Am I missing something? Would it be used more often by people than I think ?

- Karen

@Karen -- having a class implement multiple interfaces would achieve the same goal, yes. However, there are cases where this isn't feasible. For instance, what would a method signature look like for a function that requires something to be both Readable and Writeable? Since you can only pick one or the other, you're stuck doing IsA checks to ensure the caller is meeting your needs (which puts bugs off until runtime, instead of at compile time). Aggregation allows you to design a more clear API. (Of course, this is a rather contrived example.)

I'm delighted to see this feature. While working on a framework that's intended to be re-usable, I found I wanted to have interfaces that extend other interfaces.

My re-usable framework consists of several classes arranged in a hierarchy. For maintainability, I want code that uses the framework to use interfaces rather than the concrete classes; the classes are inside a module and set to "private" to enforce this. Up till now a completely separate interface was needed for each class. Each concrete classes in the framework implement several interfaces, making the code that uses the framework messy.

With 2008r2 onwards I'll be able to have a hierarchy of interfaces that 'shadows' the hierarchy of concrete classes, and inherit parents' capabilities. This will be clearer, and make both the framework and code that uses it easier to maintain.

Thanks Aaron and team!

The one thing still on my OOP wish list is a "package" / "friend" / "module" access level (in addition to the existing public, protected and private) that makes a member of "Class1" accessible only to code in other classes in the same module as "Class1" :)

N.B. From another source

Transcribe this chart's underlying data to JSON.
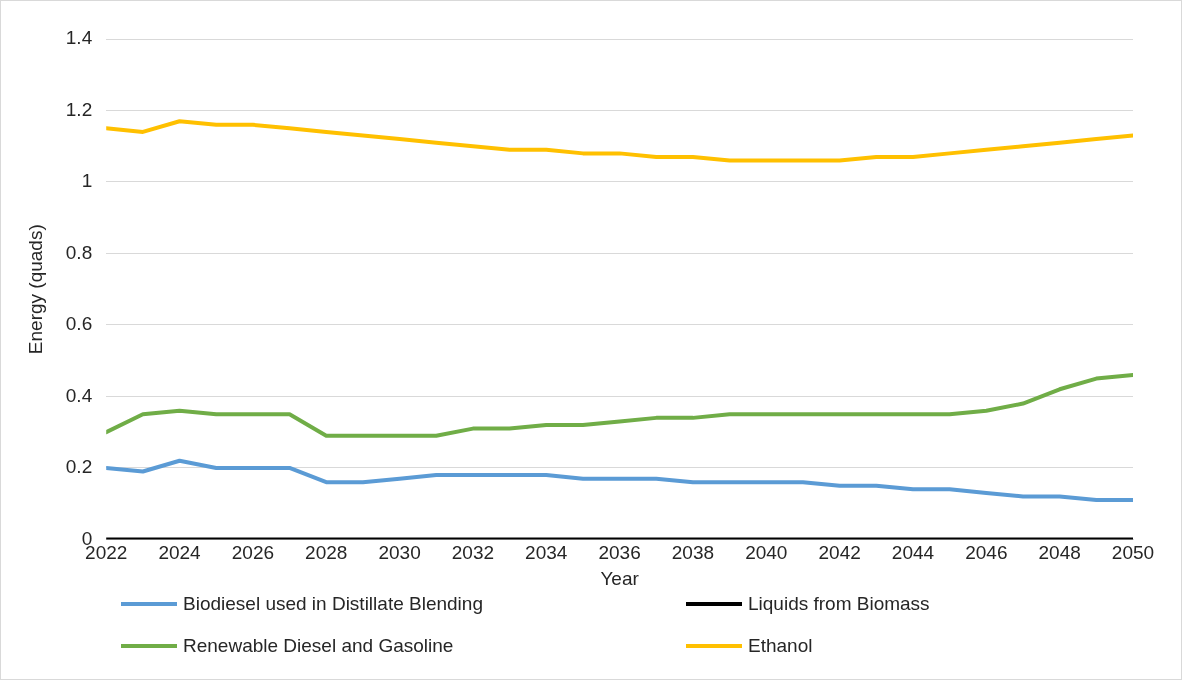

I agree - package scope would be great. You can simulate it by creating a private interface in the module and having the class implement it using private methods. Other classes in the same module can then cast the object to the private interface and gain access to the methods, but code outside the module cannot see the interface. This would be even nicer if interfaces could contain properties; but in the end a built in package scope is the better solution.